A l’approche de la visite officielle du président des Etats-Unis, Donald Trump à Pékin, prévue les 14 et 15 mai, la Chine a réaffirmé jeudi la place centrale qu’occupe la question taïwanaise dans ses relations avec les États-Unis, a indiqué le porte-parole du ministère chinois des Affaires étrangères, Lin Jian, lors d’un point de presse à Pékin.
«La question de Taïwan se situe au cœur des intérêts fondamentaux de la Chine et constitue le fondement politique des relations sino-américaines», a déclaré Lin Jian, cité par le média d’État chinois Global Times.
Pékin insiste régulièrement sur le respect du principe d’«une seule Chine», que les dirigeants chinois considèrent comme une ligne rouge diplomatique incontournable dans les rapports de la Chine avec Washington.
Lors de son déplacement en Chine, le président américain Donald Trump sera reçu par son homologue chinois, Xi Jinping, dans le cadre d’un sommet bilatéral très attendu, dans un contexte marqué par des tensions persistantes entre les deux puissances sur les questions de sécurité, de commerce et de technologie.
Le porte-parole, Lin Jian a également rappelé que les États-Unis sont tenus de respecter les trois communiqués conjoints sino-américains ainsi que les engagements pris par les précédentes administrations américaines concernant Taïwan, lesquels engagements, a-t-il insisté, relèvent des obligations internationales de Washington.
Les relations entre Pékin et Taipei demeurent particulièrement sensibles, notamment en raison du soutien militaire américain à l’île taïwanaise, dont les États-Unis sont le principal fournisseur d’armes.

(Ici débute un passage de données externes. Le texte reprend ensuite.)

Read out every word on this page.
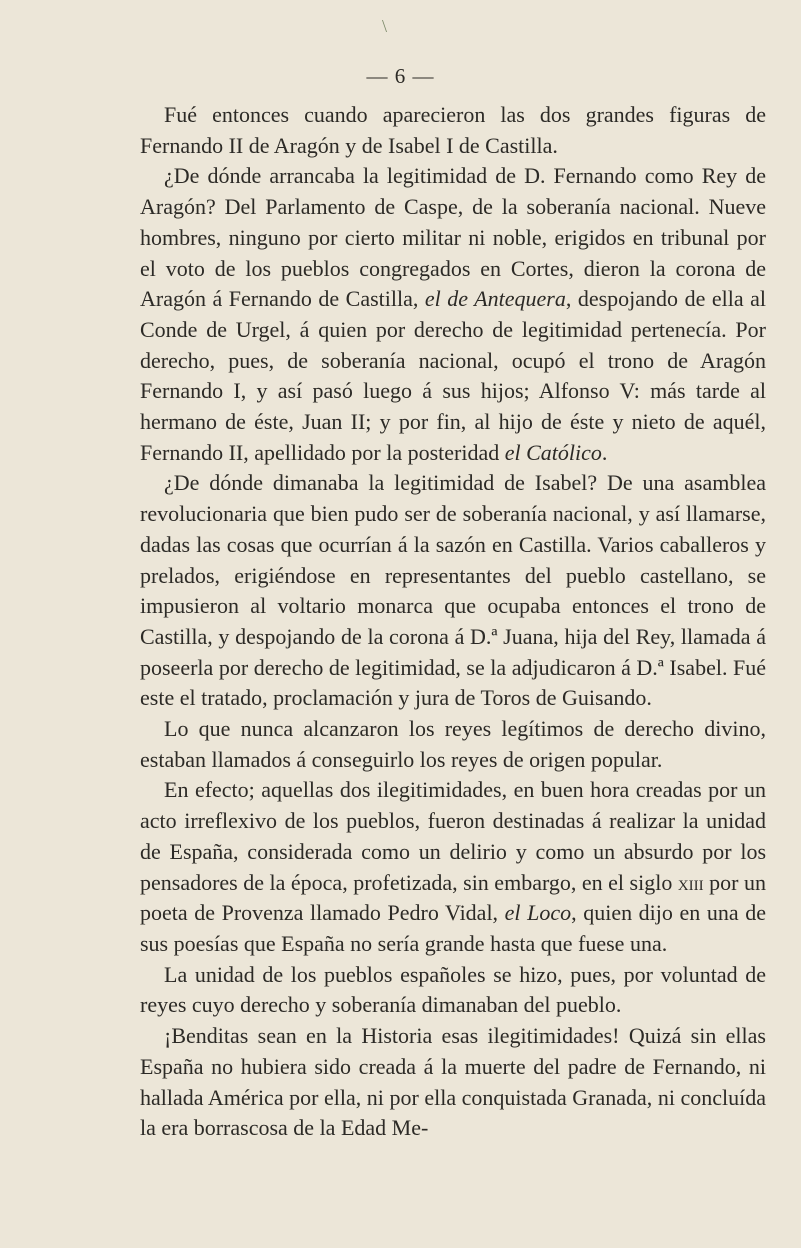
\
— 6 —

Fué entonces cuando aparecieron las dos grandes figuras de Fernando II de Aragón y de Isabel I de Castilla.

¿De dónde arrancaba la legitimidad de D. Fernando como Rey de Aragón? Del Parlamento de Caspe, de la soberanía nacional. Nueve hombres, ninguno por cierto militar ni noble, erigidos en tribunal por el voto de los pueblos congregados en Cortes, dieron la corona de Aragón á Fernando de Castilla, el de Antequera, despojando de ella al Conde de Urgel, á quien por derecho de legitimidad pertenecía. Por derecho, pues, de soberanía nacional, ocupó el trono de Aragón Fernando I, y así pasó luego á sus hijos; Alfonso V: más tarde al hermano de éste, Juan II; y por fin, al hijo de éste y nieto de aquél, Fernando II, apellidado por la posteridad el Católico.

¿De dónde dimanaba la legitimidad de Isabel? De una asamblea revolucionaria que bien pudo ser de soberanía nacional, y así llamarse, dadas las cosas que ocurrían á la sazón en Castilla. Varios caballeros y prelados, erigiéndose en representantes del pueblo castellano, se impusieron al voltario monarca que ocupaba entonces el trono de Castilla, y despojando de la corona á D.ª Juana, hija del Rey, llamada á poseerla por derecho de legitimidad, se la adjudicaron á D.ª Isabel. Fué este el tratado, proclamación y jura de Toros de Guisando.

Lo que nunca alcanzaron los reyes legítimos de derecho divino, estaban llamados á conseguirlo los reyes de origen popular.

En efecto; aquellas dos ilegitimidades, en buen hora creadas por un acto irreflexivo de los pueblos, fueron destinadas á realizar la unidad de España, considerada como un delirio y como un absurdo por los pensadores de la época, profetizada, sin embargo, en el siglo xiii por un poeta de Provenza llamado Pedro Vidal, el Loco, quien dijo en una de sus poesías que España no sería grande hasta que fuese una.

La unidad de los pueblos españoles se hizo, pues, por voluntad de reyes cuyo derecho y soberanía dimanaban del pueblo.

¡Benditas sean en la Historia esas ilegitimidades! Quizá sin ellas España no hubiera sido creada á la muerte del padre de Fernando, ni hallada América por ella, ni por ella conquistada Granada, ni concluída la era borrascosa de la Edad Me-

L’administration Trump avait approuvé l’année dernière, des ventes d’armes record à Taïwan, d’un montant de 11 milliards de dollars, suscitant une vive réaction de Pékin qui avait décrété des sanctions contre plusieurs entreprises américaines relevant du secteur de la défense.
Par ailleurs, Taïwan a récemment reçu un dernier lot de chars de combat américains dans le cadre d’un contrat évalué à près de 1,28 milliard de dollars.
Interrogé sur des informations du Wall Street Journal évoquant d’éventuelles discussions sino-américaines sur l’intelligence artificielle lors du sommet, le porte-parole chinois s’est contenté de confirmer que les deux parties maintiennent des échanges concernant la préparation de la visite présidentielle.